As frantic polemical treatises and literature flew thick and fast between these four strands; and between the Hindus and Christians; and then between Hindus, Christians and Muslims, a battle of propaganda too erupted in which reformist religious groups proudly paraded the number of converts they had managed to bag.


The reformist movements also tried to tackle ideas introduced by the British culled from the zeitgeists of the ‘Age of Reason’ and the ‘Age of Enlightenment’ that appeared in the West (in the 17th and 18th centuries).


One of the most intriguing cases in this context was of Ghazi Mehmood that became all the rage in the early 1900s but has faded away from history books.

In 2011 a Pakistani historian of repute and researcher, Dr Ali Usman Qasmi, brought it back to life in his brilliant study of the enigmatic ‘Ahl-i-Quran’ Movement in the Punjab (that emerged in the late 19th and early 20th centuries).

Before Usman, Mohammad Ishaq Bhatti had penned a whole article (in Urdu) on the Ghazi Mehmood case in Al-Ai’tasam (in 2003).

Ghazi Mehmood was born into a middle-class Sunni Muslim family and exhibited a great interest in the study of Islam. As a teenager, however, he was put off by a sermon that he had heard in a mosque and increasingly became sceptical about his faith.

In 1899 he moved close to a small Hindu reformist outfit, the Dev Samaj. Though he did not convert to Hinduism, he did change his surname to Dharampal and became Ghazi Dharampal.

Unable to reconcile to some beliefs of the Dev Samaj, Ghazi broke away from the group. But soon he was successfully engaged by the Arya Samaj. In 1903, at the age of 21, he finally embraced Hinduism and began working for the Arya Samaj.

The Samaj aggressively publicised this conversion through pamphlets and Hindi newspapers and then financed Ghazi’s first book, Tark-i-Islam, in which he explained why he renounced his original faith.

He continued to publish treatises for the Samaj. He was challenged by counter-treatises that attempted to blunt his criticism. Most of these were authored by Sanaullah Amritsari, an aggressive Ahl-i-Hadees polemicist, and Hakim Nuruddin, a member of the Ahamadiyya community.

Ghazi also began publishing a Hindi monthly dedicated to promoting Arya Samaj beliefs. However, in 1913 he fell in love with a Brahmin widow and married her. This is when he had a falling out with the Samaj whose leadership did not approve of the marriage.

Distressed by the way his friends in the Samaj had responded to his marriage to a Brahmin widow, Ghazi authored an appeal to scholars of all faiths (in India) pleading which religion could guarantee the rights of his wife and children without discrimination.

He received dozens of responses.
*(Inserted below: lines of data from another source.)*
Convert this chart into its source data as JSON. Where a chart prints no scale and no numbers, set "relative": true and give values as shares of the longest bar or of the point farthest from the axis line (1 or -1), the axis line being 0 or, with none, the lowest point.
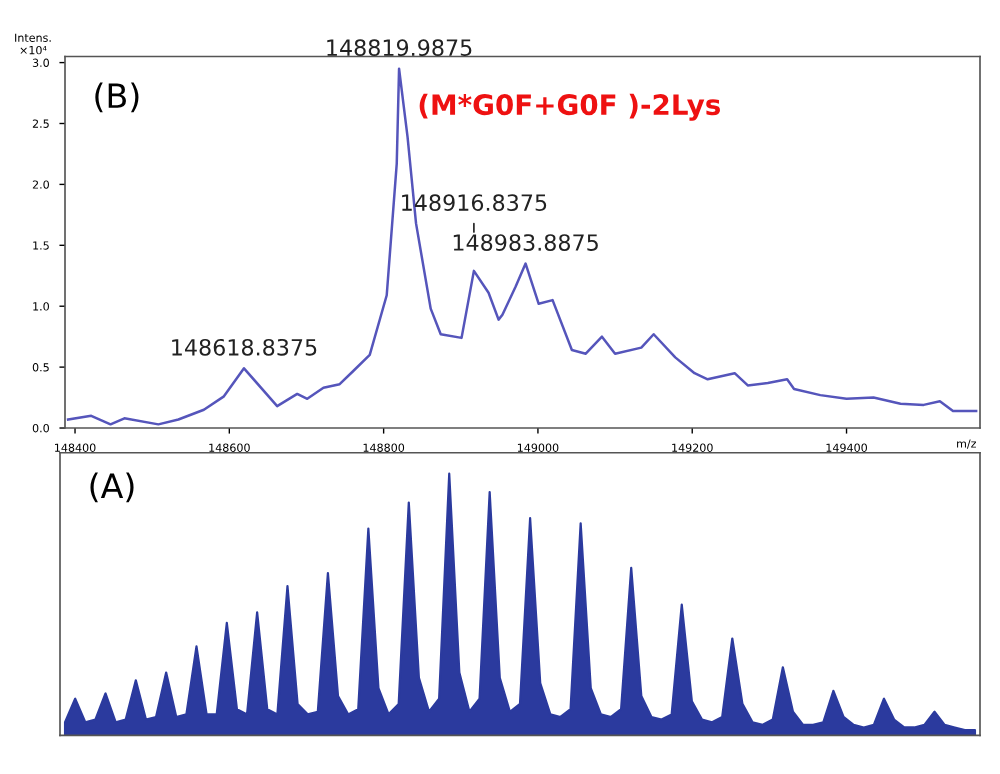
{
  "chart_data": [
    {
      "type": "line",
      "title": "(B)",
      "xlabel": "m/z",
      "ylabel": "Intens.\n×10⁴",
      "x": [
        148391,
        148421,
        148446,
        148464,
        148508,
        148534,
        148567,
        148593,
        148619,
        148662,
        148688,
        148701,
        148722,
        148743,
        148761,
        148782,
        148804,
        148817,
        148820,
        148831,
        148842,
        148861,
        148874,
        148901,
        148917,
        148936,
        148949,
        148954,
        148971,
        148984,
        149001,
        149019,
        149044,
        149062,
        149083,
        149100,
        149134,
        149150,
        149178,
        149203,
        149220,
        149255,
        149272,
        149298,
        149323,
        149332,
        149366,
        149400,
        149435,
        149470,
        149500,
        149521,
        149538,
        149568
      ],
      "series": [
        {
          "color": "#5555bb",
          "values": [
            0.07,
            0.1,
            0.03,
            0.08,
            0.03,
            0.07,
            0.15,
            0.26,
            0.49,
            0.18,
            0.28,
            0.24,
            0.33,
            0.36,
            0.47,
            0.6,
            1.09,
            2.17,
            2.95,
            2.39,
            1.68,
            0.98,
            0.77,
            0.74,
            1.29,
            1.11,
            0.89,
            0.93,
            1.16,
            1.35,
            1.02,
            1.05,
            0.64,
            0.61,
            0.75,
            0.61,
            0.66,
            0.77,
            0.58,
            0.45,
            0.4,
            0.45,
            0.35,
            0.37,
            0.4,
            0.32,
            0.27,
            0.24,
            0.25,
            0.2,
            0.19,
            0.22,
            0.14,
            0.14
          ]
        }
      ],
      "xlim": [
        148387,
        149573
      ],
      "xticks": [
        148400,
        148600,
        148800,
        149000,
        149200,
        149400
      ],
      "ylim": [
        0,
        3.05
      ],
      "yticks": [
        {
          "value": 0,
          "label": "0.0"
        },
        {
          "value": 0.5,
          "label": "0.5"
        },
        {
          "value": 1,
          "label": "1.0"
        },
        {
          "value": 1.5,
          "label": "1.5"
        },
        {
          "value": 2,
          "label": "2.0"
        },
        {
          "value": 2.5,
          "label": "2.5"
        },
        {
          "value": 3,
          "label": "3.0"
        }
      ],
      "grid": false,
      "legend": false,
      "marker": "none",
      "line_style": "solid",
      "annotations": [
        "(M*G0F+G0F )-2Lys",
        {
          "text": "148618.8375",
          "x": 148619,
          "y": 0.49
        },
        {
          "text": "148819.9875",
          "x": 148820,
          "y": 2.95
        },
        {
          "text": "148916.8375",
          "x": 148917,
          "y": 1.29
        },
        {
          "text": "148983.8875",
          "x": 148984,
          "y": 1.35
        }
      ]
    },
    {
      "type": "area",
      "title": "(A)",
      "relative": true,
      "grid": false,
      "legend": false,
      "categories": [
        null,
        null,
        null,
        null,
        null,
        null,
        null,
        null,
        null,
        null,
        null,
        null,
        null,
        null,
        null,
        null,
        null,
        null,
        null,
        null,
        null,
        null,
        null,
        null,
        null,
        null,
        null,
        null,
        null,
        null,
        null,
        null,
        null,
        null,
        null,
        null,
        null,
        null,
        null,
        null,
        null,
        null,
        null,
        null,
        null,
        null,
        null,
        null,
        null,
        null,
        null,
        null,
        null,
        null,
        null,
        null,
        null,
        null,
        null,
        null,
        null,
        null,
        null,
        null,
        null,
        null,
        null,
        null,
        null,
        null,
        null,
        null,
        null,
        null,
        null,
        null,
        null,
        null,
        null,
        null,
        null,
        null,
        null,
        null,
        null,
        null,
        null,
        null,
        null,
        null,
        null
      ],
      "series": [
        {
          "color": "#2b3a9e",
          "values": [
            0.05,
            0.14,
            0.05,
            0.06,
            0.16,
            0.05,
            0.06,
            0.21,
            0.06,
            0.07,
            0.24,
            0.07,
            0.08,
            0.34,
            0.08,
            0.08,
            0.43,
            0.1,
            0.08,
            0.47,
            0.1,
            0.08,
            0.57,
            0.12,
            0.08,
            0.09,
            0.62,
            0.15,
            0.08,
            0.1,
            0.79,
            0.18,
            0.08,
            0.12,
            0.89,
            0.22,
            0.09,
            0.14,
            1,
            0.24,
            0.09,
            0.14,
            0.93,
            0.22,
            0.09,
            0.12,
            0.83,
            0.2,
            0.08,
            0.07,
            0.1,
            0.81,
            0.18,
            0.08,
            0.07,
            0.1,
            0.64,
            0.15,
            0.07,
            0.06,
            0.08,
            0.5,
            0.13,
            0.06,
            0.05,
            0.07,
            0.37,
            0.12,
            0.05,
            0.04,
            0.06,
            0.26,
            0.09,
            0.04,
            0.04,
            0.05,
            0.17,
            0.07,
            0.04,
            0.03,
            0.04,
            0.14,
            0.06,
            0.03,
            0.03,
            0.04,
            0.09,
            0.04,
            0.03,
            0.02,
            0.02
          ]
        }
      ]
    }
  ]
}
But it was the response from a judge and scholar from the Ahl-i-Hadees branch, Sulayman Mansurpuri, which appealed the most to Ghazi.
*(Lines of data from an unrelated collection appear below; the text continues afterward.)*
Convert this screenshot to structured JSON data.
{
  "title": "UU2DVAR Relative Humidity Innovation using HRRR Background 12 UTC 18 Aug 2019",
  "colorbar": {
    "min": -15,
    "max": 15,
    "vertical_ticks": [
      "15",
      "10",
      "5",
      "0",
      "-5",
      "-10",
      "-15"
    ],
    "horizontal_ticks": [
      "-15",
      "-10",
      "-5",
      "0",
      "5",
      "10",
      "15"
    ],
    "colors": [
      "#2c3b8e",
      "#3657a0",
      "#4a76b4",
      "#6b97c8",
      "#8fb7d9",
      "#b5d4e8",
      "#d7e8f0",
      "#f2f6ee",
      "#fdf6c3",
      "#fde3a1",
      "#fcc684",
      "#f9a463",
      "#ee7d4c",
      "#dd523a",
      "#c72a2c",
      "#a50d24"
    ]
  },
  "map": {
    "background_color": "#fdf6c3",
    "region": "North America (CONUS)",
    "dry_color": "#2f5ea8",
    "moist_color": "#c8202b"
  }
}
The judge wrote that he (Ghazi) was lawfully married and that his children had equal rights even if their mother chose to remain a Hindu.
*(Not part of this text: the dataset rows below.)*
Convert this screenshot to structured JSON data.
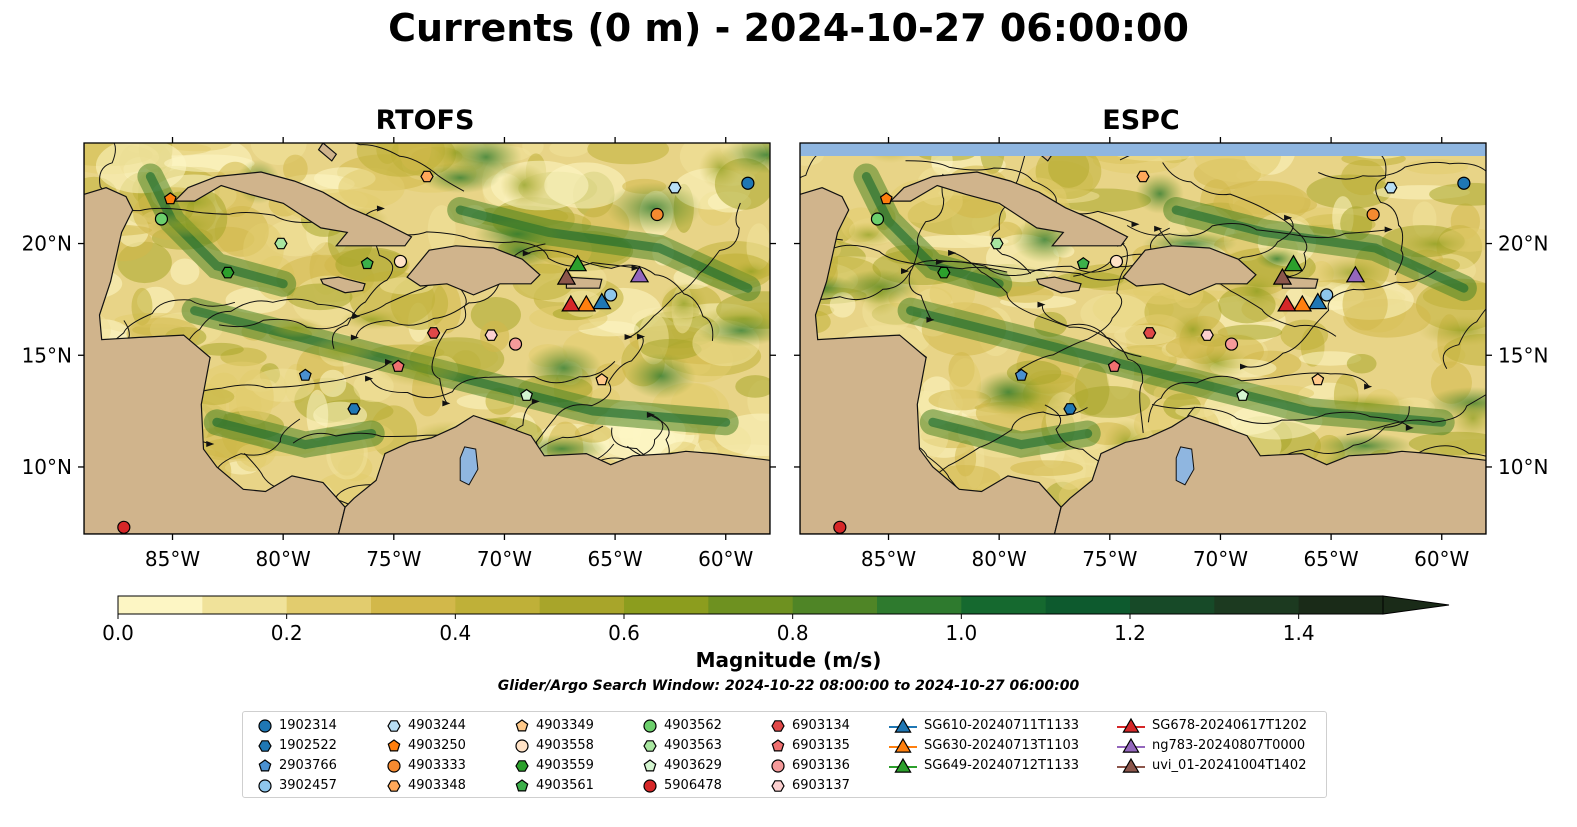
{
  "title": "Currents (0 m) - 2024-10-27 06:00:00",
  "panels": [
    {
      "title": "RTOFS"
    },
    {
      "title": "ESPC"
    }
  ],
  "axes": {
    "lon_ticks": [
      "85°W",
      "80°W",
      "75°W",
      "70°W",
      "65°W",
      "60°W"
    ],
    "lat_ticks": [
      "20°N",
      "15°N",
      "10°N"
    ],
    "lon_range": [
      -89,
      -58
    ],
    "lat_range": [
      7,
      24.5
    ]
  },
  "colorbar": {
    "label": "Magnitude (m/s)",
    "ticks": [
      "0.0",
      "0.2",
      "0.4",
      "0.6",
      "0.8",
      "1.0",
      "1.2",
      "1.4"
    ],
    "range": [
      0,
      1.5
    ],
    "colors": [
      "#fdf6c4",
      "#f0e29a",
      "#e2cc6e",
      "#d2b84a",
      "#bfb038",
      "#a8a52a",
      "#8c9d1e",
      "#6e9120",
      "#4f8526",
      "#2e7a2e",
      "#15692f",
      "#0d5a2e",
      "#174a28",
      "#1c3a20",
      "#1a2b18"
    ]
  },
  "search_window": "Glider/Argo Search Window: 2024-10-22 08:00:00 to 2024-10-27 06:00:00",
  "colors": {
    "land": "#d0b48c",
    "ocean_mask": "#8fb6e0",
    "lake": "#8fb6e0"
  },
  "legend": [
    {
      "label": "1902314",
      "marker": "circle",
      "color": "#1f77b4"
    },
    {
      "label": "1902522",
      "marker": "hexagon",
      "color": "#1f77b4"
    },
    {
      "label": "2903766",
      "marker": "pentagon",
      "color": "#4a90d0"
    },
    {
      "label": "3902457",
      "marker": "circle",
      "color": "#8ec6ec"
    },
    {
      "label": "4903244",
      "marker": "hexagon",
      "color": "#b8def5"
    },
    {
      "label": "4903250",
      "marker": "pentagon",
      "color": "#ff7f0e"
    },
    {
      "label": "4903333",
      "marker": "circle",
      "color": "#f58a30"
    },
    {
      "label": "4903348",
      "marker": "hexagon",
      "color": "#ffa85a"
    },
    {
      "label": "4903349",
      "marker": "pentagon",
      "color": "#ffc98a"
    },
    {
      "label": "4903558",
      "marker": "circle",
      "color": "#ffe2c6"
    },
    {
      "label": "4903559",
      "marker": "hexagon",
      "color": "#2ca02c"
    },
    {
      "label": "4903561",
      "marker": "pentagon",
      "color": "#3cb04a"
    },
    {
      "label": "4903562",
      "marker": "circle",
      "color": "#6ccf6c"
    },
    {
      "label": "4903563",
      "marker": "hexagon",
      "color": "#a8e6a0"
    },
    {
      "label": "4903629",
      "marker": "pentagon",
      "color": "#d4f5d0"
    },
    {
      "label": "5906478",
      "marker": "circle",
      "color": "#d62728"
    },
    {
      "label": "6903134",
      "marker": "hexagon",
      "color": "#e04848"
    },
    {
      "label": "6903135",
      "marker": "pentagon",
      "color": "#f07070"
    },
    {
      "label": "6903136",
      "marker": "circle",
      "color": "#f59a9a"
    },
    {
      "label": "6903137",
      "marker": "hexagon",
      "color": "#fcd0d0"
    },
    {
      "label": "SG610-20240711T1133",
      "marker": "triangle",
      "color": "#1f77b4"
    },
    {
      "label": "SG630-20240713T1103",
      "marker": "triangle",
      "color": "#ff7f0e"
    },
    {
      "label": "SG649-20240712T1133",
      "marker": "triangle",
      "color": "#2ca02c"
    },
    {
      "label": "SG678-20240617T1202",
      "marker": "triangle",
      "color": "#d62728"
    },
    {
      "label": "ng783-20240807T0000",
      "marker": "triangle",
      "color": "#9467bd"
    },
    {
      "label": "uvi_01-20241004T1402",
      "marker": "triangle",
      "color": "#8c564b"
    }
  ],
  "chart_data": {
    "type": "scatter",
    "title": "Currents (0 m) - 2024-10-27 06:00:00",
    "xlabel": "",
    "ylabel": "",
    "xlim": [
      -89,
      -58
    ],
    "ylim": [
      7,
      24.5
    ],
    "series": [
      {
        "name": "1902314",
        "x": -59,
        "y": 22.7
      },
      {
        "name": "1902522",
        "x": -76.8,
        "y": 12.6
      },
      {
        "name": "2903766",
        "x": -79,
        "y": 14.1
      },
      {
        "name": "3902457",
        "x": -65.2,
        "y": 17.7
      },
      {
        "name": "4903244",
        "x": -62.3,
        "y": 22.5
      },
      {
        "name": "4903250",
        "x": -85.1,
        "y": 22.0
      },
      {
        "name": "4903333",
        "x": -63.1,
        "y": 21.3
      },
      {
        "name": "4903348",
        "x": -73.5,
        "y": 23.0
      },
      {
        "name": "4903349",
        "x": -65.6,
        "y": 13.9
      },
      {
        "name": "4903558",
        "x": -74.7,
        "y": 19.2
      },
      {
        "name": "4903559",
        "x": -82.5,
        "y": 18.7
      },
      {
        "name": "4903561",
        "x": -76.2,
        "y": 19.1
      },
      {
        "name": "4903562",
        "x": -85.5,
        "y": 21.1
      },
      {
        "name": "4903563",
        "x": -80.1,
        "y": 20.0
      },
      {
        "name": "4903629",
        "x": -69,
        "y": 13.2
      },
      {
        "name": "5906478",
        "x": -87.2,
        "y": 7.3
      },
      {
        "name": "6903134",
        "x": -73.2,
        "y": 16.0
      },
      {
        "name": "6903135",
        "x": -74.8,
        "y": 14.5
      },
      {
        "name": "6903136",
        "x": -69.5,
        "y": 15.5
      },
      {
        "name": "6903137",
        "x": -70.6,
        "y": 15.9
      },
      {
        "name": "SG610-20240711T1133",
        "x": -65.6,
        "y": 17.4
      },
      {
        "name": "SG630-20240713T1103",
        "x": -66.3,
        "y": 17.3
      },
      {
        "name": "SG649-20240712T1133",
        "x": -66.7,
        "y": 19.1
      },
      {
        "name": "SG678-20240617T1202",
        "x": -67.0,
        "y": 17.3
      },
      {
        "name": "ng783-20240807T0000",
        "x": -63.9,
        "y": 18.6
      },
      {
        "name": "uvi_01-20241004T1402",
        "x": -67.2,
        "y": 18.5
      }
    ]
  }
}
This response saw Ghazi visit the judge and agree to re-enter the fold of Islam.

Ghazi now spent his scholastic energies in writing treatises against the Arya Samaj (denouncing their ‘hypocrisies’).

But he was soon at loggerheads with the Ahle-i-Hadees, founding their ideas to be too cumbersome and retrogressive. It was at this point that he was adopted by the so-called ‘Ahl-i-Quran’ Movement. The movement insisted that the Quran alone should be the focus of all law-making in Islam and rejected all other Muslim texts as being largely ‘man-made’.

So, from being a curious young Sunni Muslim, Ghazi became a poster-boy of Hindu reformists, to becoming a scholar of the Ahl-i-Hadees branch, to finally being adopted by the rationalist Ahl-i-Quran Movement.

His conversion to Hinduism and re-conversion to Islam were both highly publicised events. Interestingly, though the memory and mention of his case eventually faded away, historians who dragged it out again referred to him as Ghazi Mehmood Dharampal.

This is because though after his re-conversion to Islam he restored his Muslim surname, Mehmood, he did not discard the Hindu surname that he had adopted in 1899.

He died in 1960 at the age of 78 and was given a proper Muslim burial. Little is known what became of his beliefs after the withering away of the Ahl-i-Quran Movement in the early 1940s.